Sakın böyle yapmayın!
Ben sonuçta kafasına göre takılan bir adamım.
Tamamen kişisel beğenilerimi ölçü alıp “Bu film olmuş / bu film olmamış” falan diye yazıp duruyorum.
Eğer beni bir tür “referans kaynağı” ya da bir tür “otorite” haline getirirseniz, dayanamam, ehlileşiveririm.
Havaya girerim.
“Şu kadar insan benim sözüme bakıyor” diyerek kendimi gaza getiririm.
Açık konuşmaktan imtina eden, sorumluluk sahibi bir “misyon adamı” pozları takınırım.
Sonuçta...
Ben de en kıytırık filmler için bile “Pek olmamış ama yine de gidip görün” diyen idare-i maslahatçılardan biri olup çıkarım.
Lütfen bana uymayın, beni referans almayın, sorumluluğumu arttırmayın da...
Ben böyle vahşi vahşi, destursuz bağa girmeye devam edeyim.
‘Kim kime kaç kere laf çaktı’ meselesi
“HANGİ köşe yazarı, hangi köşe yazarına kaç kere laf çakmış?” ya da “En polemikçi köşe yazarı kim?” türü sorulara yanıt verme iddiasındaki araştırmaları görünce hafiften kıl oluyorum.
Neden mi?
Şundan dolayı:
Bu tür araştırmaları yapanlar bir köşe yazarının “laf çakma” meraklısı olduğunun tek delili olarak “Ahmet’in yazısında Mehmet’in adının geçme sayısını” alıyorlar.
Bir istatistikçi anlayışsızlığı ve toptancılığıyla yapıyorlar işlerini.
Konuyu alabildiğine bağlamından koparıyorlar. “Polemiği kim başlatmış?” sorusunu sormuyorlar. “Kim sürdürmeye merak sarmış?” meselesini merak etmiyorlar.
“Neden uzamış?” demiyorlar.
İsim vererek yazma cesaretini gösteren ile isim vermeden yazma kaypaklığını sergileyen arasında bir fark gözetmiyorlar.
Dikkat çekmek için yapay kavga çıkarma meraklısı ile hakiki bir tartışmanın içinde yer alanı ayırmıyorlar.
Özü kaçırıyorlar, bağlamı atlıyorlar.
Sonra da ellerindeki yanlış verilerle yanlış hükümler bina ediyorlar.
Ve böylece adamı kıl ediyorlar.
Kişisel bayram raporu
? Başbakan Erdoğan’a özenilerek çocuklara 10 liralık bayram harçlığı dağıtmaya kalkışıldı ve apartmanımız “Burada birisi para dağıtıyormuş” tüyosunu alan çocukların istilasına uğradı.

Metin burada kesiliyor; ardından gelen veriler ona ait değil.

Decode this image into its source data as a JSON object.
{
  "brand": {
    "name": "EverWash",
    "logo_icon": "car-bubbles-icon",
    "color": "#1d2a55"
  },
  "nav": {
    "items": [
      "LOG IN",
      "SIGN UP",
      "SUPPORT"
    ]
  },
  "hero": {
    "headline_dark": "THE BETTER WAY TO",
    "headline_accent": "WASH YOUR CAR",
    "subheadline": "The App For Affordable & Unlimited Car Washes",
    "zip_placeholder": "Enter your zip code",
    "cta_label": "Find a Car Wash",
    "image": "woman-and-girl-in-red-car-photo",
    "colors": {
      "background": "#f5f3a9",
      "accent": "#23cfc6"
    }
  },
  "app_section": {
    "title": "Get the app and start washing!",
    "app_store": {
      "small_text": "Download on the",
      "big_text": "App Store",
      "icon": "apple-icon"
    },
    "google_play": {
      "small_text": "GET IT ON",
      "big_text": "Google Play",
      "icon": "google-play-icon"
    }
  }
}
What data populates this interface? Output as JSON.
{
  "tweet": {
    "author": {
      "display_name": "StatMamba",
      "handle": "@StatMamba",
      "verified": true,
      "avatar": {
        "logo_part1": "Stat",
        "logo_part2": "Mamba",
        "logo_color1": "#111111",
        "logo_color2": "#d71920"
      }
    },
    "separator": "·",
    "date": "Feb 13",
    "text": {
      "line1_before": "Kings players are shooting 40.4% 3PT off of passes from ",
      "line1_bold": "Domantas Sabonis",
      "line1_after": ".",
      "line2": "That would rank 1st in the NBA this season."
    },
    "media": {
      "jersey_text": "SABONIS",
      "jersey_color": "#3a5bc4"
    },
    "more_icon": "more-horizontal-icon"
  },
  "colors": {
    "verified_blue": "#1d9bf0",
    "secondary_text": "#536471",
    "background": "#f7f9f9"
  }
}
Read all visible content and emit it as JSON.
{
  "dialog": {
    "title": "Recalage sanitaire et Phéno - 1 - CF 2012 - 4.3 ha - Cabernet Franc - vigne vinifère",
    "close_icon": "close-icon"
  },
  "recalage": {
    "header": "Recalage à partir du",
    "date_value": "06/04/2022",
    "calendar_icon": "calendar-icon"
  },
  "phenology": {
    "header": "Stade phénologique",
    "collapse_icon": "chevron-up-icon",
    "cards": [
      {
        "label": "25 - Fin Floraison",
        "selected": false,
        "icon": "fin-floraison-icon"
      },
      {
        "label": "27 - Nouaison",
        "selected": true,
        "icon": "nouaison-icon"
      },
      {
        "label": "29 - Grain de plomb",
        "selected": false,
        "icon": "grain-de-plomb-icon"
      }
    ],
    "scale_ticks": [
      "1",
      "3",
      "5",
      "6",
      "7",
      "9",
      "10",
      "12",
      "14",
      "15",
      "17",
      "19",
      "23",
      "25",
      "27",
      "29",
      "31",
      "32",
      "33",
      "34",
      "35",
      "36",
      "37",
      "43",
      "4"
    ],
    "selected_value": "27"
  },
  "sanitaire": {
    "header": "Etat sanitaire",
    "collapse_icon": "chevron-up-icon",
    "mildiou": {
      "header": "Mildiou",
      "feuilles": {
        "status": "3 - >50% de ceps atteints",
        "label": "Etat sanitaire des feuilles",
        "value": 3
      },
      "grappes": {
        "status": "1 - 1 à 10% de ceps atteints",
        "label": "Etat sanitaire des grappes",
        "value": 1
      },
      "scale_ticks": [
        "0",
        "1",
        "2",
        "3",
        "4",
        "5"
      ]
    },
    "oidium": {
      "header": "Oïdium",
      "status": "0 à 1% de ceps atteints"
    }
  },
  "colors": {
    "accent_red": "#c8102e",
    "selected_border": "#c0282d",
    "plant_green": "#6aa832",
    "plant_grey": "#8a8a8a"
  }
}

? Süleymaniye Camii gezildi. Muhteşem mabet, restorasyondan sonra tarihsel ihtişamına pek yakışmayacak kadar gıcır bulundu.
? Kavurmanın giderek azalan itibarını yeniden ihya etme çalışmalarına destek verildi.
? Akraba ziyaretlerinin ilk 15 dakikadan sonra artan sıkıcılığına bir kez daha tanık olundu.
? “Bütün aile aynı sofrada” olayına dalındı.
? İstanbul’da normal zamanlarda bir buçuk saatte kat edilen yolun, 15 dakikada kat edilmesinin haklı kıvancı ve mutluluğuyla dopdolu olundu.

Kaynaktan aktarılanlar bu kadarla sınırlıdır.